Federal False Claims Cases Against TMJ Providers
Federal false claims litigation represents a distinct category where patients may indirectly benefit. The case of TMJ & Orofacial Pain Treatment Centers of Wisconsin illustrates this enforcement pathway. The company agreed to pay $1,000,000 to resolve allegations under the False Claims Act that they improperly billed federal healthcare programs. Specifically, they were accused of billing oral appliances under expensive prosthetic device codes instead of lower-cost laboratory appliance codes, thereby inflating their charges to Medicare and TRICARE.
The Department of Justice pursued this case not to compensate individual patients, but to recover federal healthcare funds that were misspent through fraudulent billing. In these federal cases, the government enforces compliance and recovers money, which benefits all taxpayers but particularly helps patients when settlements include restitution provisions or corrective actions. However, individual patients injured by the provider’s treatments do not automatically receive compensation from these false claims settlements—the money goes to the federal government and programs. A patient harmed by a provider under federal investigation might pursue a separate medical malpractice lawsuit while the government simultaneously pursues billing fraud, but these are distinct legal pathways. The warning here is that a large federal settlement does not equal compensation for victims; it reflects financial penalties for overbilling, not damages for patient injuries.
Trends and Future Outlook in TMJ Litigation
TMJ litigation is likely to increase as awareness of potential complications grows and devices become more sophisticated and widely used.

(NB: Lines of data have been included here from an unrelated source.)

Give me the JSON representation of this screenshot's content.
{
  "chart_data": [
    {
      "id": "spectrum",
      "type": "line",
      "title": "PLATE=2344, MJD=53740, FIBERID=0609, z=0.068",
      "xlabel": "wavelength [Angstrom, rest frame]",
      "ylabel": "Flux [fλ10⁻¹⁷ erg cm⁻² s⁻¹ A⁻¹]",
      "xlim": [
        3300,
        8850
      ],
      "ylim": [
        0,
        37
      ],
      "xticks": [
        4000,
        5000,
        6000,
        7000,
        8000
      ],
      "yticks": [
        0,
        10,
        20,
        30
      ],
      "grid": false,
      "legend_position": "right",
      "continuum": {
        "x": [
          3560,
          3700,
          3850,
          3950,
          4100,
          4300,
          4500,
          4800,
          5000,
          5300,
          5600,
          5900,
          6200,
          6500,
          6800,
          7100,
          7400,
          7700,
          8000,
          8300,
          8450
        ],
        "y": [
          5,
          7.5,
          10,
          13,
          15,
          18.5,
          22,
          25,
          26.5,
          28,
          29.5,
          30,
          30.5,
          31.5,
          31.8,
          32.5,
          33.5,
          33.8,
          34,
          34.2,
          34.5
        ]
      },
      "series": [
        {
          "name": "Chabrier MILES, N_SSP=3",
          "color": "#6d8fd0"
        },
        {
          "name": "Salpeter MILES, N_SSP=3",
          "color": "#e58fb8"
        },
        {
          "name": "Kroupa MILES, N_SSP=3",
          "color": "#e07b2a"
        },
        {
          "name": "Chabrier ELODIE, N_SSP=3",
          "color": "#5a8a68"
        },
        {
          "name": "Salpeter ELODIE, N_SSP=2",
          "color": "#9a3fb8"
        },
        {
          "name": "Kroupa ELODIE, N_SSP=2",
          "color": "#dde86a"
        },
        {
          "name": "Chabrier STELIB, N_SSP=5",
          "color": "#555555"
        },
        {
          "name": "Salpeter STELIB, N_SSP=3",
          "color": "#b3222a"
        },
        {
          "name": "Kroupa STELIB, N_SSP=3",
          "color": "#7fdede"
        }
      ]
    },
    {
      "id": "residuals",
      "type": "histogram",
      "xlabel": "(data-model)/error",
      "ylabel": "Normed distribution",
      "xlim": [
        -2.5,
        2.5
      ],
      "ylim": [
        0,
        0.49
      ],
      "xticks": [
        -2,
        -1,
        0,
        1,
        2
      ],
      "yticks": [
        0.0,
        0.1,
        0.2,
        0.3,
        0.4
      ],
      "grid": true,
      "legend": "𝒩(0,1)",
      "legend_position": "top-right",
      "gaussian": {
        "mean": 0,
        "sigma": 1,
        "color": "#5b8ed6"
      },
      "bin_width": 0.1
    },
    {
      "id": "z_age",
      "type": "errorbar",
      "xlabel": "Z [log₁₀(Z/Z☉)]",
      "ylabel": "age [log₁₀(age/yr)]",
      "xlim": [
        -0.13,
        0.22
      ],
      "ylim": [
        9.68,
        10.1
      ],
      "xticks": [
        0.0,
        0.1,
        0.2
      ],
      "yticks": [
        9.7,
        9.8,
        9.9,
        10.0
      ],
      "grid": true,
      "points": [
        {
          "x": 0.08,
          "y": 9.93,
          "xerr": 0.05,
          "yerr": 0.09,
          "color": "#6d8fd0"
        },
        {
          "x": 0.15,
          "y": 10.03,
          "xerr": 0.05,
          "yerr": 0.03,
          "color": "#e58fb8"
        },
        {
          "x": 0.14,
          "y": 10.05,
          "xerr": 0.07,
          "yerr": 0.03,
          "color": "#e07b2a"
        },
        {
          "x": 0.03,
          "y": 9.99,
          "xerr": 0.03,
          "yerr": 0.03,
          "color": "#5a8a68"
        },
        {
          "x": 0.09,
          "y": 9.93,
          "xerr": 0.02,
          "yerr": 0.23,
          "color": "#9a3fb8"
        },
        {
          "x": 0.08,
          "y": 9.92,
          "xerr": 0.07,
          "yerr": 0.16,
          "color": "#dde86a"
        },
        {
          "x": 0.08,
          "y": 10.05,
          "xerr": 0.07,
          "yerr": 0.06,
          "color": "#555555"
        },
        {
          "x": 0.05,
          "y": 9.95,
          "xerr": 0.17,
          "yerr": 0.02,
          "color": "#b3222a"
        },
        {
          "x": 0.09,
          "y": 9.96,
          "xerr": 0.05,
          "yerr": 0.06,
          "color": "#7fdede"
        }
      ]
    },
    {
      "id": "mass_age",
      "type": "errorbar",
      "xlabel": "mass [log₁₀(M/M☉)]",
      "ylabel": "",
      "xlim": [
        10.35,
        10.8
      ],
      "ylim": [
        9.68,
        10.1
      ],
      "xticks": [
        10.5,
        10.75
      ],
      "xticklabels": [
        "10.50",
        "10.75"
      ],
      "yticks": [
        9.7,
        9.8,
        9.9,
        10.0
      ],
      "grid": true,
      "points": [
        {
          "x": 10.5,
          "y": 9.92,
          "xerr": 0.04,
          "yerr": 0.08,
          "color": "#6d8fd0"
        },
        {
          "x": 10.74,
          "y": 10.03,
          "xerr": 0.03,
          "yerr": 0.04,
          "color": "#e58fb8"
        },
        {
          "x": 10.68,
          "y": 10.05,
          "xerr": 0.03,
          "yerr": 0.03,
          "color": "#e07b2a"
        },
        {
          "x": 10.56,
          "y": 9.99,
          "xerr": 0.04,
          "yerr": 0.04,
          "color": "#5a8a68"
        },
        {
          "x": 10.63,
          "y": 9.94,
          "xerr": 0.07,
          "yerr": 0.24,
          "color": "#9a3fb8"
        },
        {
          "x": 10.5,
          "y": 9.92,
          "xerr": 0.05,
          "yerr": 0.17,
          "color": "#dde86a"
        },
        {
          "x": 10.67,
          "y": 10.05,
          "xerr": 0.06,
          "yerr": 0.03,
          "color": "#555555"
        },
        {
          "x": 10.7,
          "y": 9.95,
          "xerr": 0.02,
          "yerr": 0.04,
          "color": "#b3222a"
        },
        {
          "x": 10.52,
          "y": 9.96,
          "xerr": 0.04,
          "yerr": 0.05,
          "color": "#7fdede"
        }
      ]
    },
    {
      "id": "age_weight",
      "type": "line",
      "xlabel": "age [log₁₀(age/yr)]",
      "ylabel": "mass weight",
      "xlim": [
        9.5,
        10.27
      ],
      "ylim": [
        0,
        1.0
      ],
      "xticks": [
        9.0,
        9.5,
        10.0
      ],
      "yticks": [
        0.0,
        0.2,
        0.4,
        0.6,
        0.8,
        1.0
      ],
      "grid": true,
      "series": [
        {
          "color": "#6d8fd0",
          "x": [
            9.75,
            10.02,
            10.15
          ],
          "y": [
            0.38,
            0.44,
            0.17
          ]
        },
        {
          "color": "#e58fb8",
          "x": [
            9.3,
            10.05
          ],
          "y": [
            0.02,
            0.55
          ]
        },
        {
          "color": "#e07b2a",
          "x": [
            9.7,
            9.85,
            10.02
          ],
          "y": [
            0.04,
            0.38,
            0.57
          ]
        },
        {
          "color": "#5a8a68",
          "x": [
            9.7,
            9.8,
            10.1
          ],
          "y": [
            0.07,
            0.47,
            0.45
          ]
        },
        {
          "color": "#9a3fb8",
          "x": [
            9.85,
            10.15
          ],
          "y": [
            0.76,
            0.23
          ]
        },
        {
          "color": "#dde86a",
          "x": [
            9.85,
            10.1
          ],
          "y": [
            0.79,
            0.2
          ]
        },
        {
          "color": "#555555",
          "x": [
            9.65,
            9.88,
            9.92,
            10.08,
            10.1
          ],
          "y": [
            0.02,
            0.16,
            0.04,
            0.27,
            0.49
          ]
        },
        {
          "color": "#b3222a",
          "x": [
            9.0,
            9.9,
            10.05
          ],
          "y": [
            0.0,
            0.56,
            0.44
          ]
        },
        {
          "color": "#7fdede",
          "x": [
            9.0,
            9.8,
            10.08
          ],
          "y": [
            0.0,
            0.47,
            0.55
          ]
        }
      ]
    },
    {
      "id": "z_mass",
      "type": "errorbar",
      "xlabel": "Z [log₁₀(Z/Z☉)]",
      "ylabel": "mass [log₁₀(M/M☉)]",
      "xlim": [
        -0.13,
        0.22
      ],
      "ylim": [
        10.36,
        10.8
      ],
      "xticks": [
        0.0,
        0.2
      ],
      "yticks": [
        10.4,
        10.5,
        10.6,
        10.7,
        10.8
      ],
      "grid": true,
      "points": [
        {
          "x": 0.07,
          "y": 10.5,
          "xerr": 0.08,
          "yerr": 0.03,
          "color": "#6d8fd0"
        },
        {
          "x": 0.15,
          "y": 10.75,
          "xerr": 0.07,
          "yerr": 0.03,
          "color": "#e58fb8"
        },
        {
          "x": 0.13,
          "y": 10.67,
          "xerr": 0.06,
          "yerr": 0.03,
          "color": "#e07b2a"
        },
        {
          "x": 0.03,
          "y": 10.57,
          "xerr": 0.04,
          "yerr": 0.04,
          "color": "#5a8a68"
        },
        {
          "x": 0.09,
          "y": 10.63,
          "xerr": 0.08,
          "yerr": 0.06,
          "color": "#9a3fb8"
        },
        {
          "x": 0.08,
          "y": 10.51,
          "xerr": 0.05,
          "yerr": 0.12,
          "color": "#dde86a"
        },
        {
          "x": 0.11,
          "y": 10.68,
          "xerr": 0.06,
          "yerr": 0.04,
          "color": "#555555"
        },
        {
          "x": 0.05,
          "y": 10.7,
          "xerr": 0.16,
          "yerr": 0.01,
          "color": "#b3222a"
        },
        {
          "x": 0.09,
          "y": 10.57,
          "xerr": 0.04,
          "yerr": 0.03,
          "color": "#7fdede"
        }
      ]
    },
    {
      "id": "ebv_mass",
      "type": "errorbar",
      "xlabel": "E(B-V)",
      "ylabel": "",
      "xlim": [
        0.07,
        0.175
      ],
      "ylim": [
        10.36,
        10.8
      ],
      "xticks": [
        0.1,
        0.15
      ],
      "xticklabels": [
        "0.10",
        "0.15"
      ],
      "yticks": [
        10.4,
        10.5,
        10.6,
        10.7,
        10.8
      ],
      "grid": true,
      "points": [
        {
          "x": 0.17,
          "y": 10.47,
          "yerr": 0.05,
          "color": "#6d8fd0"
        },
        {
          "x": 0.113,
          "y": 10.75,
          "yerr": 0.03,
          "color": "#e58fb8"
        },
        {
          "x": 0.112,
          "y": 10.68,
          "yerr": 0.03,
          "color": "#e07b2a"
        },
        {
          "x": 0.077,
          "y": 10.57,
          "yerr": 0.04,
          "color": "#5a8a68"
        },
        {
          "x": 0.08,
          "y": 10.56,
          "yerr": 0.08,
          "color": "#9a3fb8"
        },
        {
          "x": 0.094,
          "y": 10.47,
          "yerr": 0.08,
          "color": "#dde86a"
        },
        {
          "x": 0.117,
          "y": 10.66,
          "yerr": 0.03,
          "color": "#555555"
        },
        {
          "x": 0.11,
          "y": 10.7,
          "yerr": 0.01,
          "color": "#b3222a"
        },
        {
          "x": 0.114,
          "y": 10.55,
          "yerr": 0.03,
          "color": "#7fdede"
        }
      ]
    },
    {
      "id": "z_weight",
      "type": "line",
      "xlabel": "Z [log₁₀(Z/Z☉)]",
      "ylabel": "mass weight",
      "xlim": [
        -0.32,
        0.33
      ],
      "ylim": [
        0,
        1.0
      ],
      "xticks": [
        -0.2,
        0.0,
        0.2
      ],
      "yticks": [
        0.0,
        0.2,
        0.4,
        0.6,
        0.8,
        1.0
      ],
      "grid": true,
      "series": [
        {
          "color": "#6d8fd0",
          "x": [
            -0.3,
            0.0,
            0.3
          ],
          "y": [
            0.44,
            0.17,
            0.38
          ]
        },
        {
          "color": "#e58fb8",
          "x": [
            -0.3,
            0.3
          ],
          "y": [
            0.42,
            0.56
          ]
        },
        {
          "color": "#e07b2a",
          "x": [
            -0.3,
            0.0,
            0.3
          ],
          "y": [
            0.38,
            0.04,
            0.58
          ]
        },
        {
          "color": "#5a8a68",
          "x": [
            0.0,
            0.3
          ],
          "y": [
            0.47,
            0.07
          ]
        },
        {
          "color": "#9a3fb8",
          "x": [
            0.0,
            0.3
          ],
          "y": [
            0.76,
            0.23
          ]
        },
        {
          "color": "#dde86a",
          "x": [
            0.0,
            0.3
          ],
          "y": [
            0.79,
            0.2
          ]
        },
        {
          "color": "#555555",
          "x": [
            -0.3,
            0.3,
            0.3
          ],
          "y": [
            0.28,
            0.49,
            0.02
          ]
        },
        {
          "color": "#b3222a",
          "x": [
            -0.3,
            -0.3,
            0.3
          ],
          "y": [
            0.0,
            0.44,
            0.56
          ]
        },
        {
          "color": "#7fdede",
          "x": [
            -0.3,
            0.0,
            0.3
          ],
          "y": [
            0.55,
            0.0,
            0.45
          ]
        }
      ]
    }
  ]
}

The AGGA device case demonstrates that emerging orthodontic and dental expansion technologies are entering the litigation landscape, suggesting future class actions may target newer devices. Additionally, as more providers use teledentistry and remote monitoring, new accountability questions arise about whether doctors properly evaluated patients before recommending invasive TMJ treatments. Regulatory bodies like the FDA are increasingly scrutinizing dental devices, which may lead to recalls or warnings that expose manufacturers to additional liability.
Another trend is the growing documentation of TMJ complications through social media and patient forums, which helps plaintiffs identify common injury patterns and find class action opportunities. As litigation databases expand and more TMJ cases are litigated, settlement benchmarks become clearer, potentially encouraging more claims. However, the legal reality remains that TMJ malpractice claims face an uphill battle—defendants continue to win most court cases. This suggests future litigation will focus on product liability (where the bar is lower) and false claims cases (where government agencies have enforcement power) rather than on individual malpractice suits against surgeons.
Conclusion
TMJ treatment lawsuits encompass medical malpractice, product liability, personal injury, and federal false claims cases, each with different legal standards and potential outcomes. The sobering reality is that most TMJ malpractice claims result in victories for defendants, while product liability and auto accident-related TMJ claims present stronger legal pathways for plaintiffs. Settlements in documented cases have ranged from hundreds of thousands of dollars to millions in cases involving fraudulent billing, but individual recovery depends on the specific claim type and evidence available.
If you believe you suffered a TMJ injury due to negligent treatment, a defective device, or a healthcare provider’s fraud, consulting with an attorney experienced in TMJ litigation is essential. An experienced lawyer can evaluate whether your case falls into a stronger category (product liability, whiplash-related injury) or faces the steeper burden of proving medical malpractice. Document your medical records, treatment history, and symptoms carefully, and consider whether your injury might be part of a broader pattern affecting multiple patients—this information could strengthen a claim or identify a class action opportunity.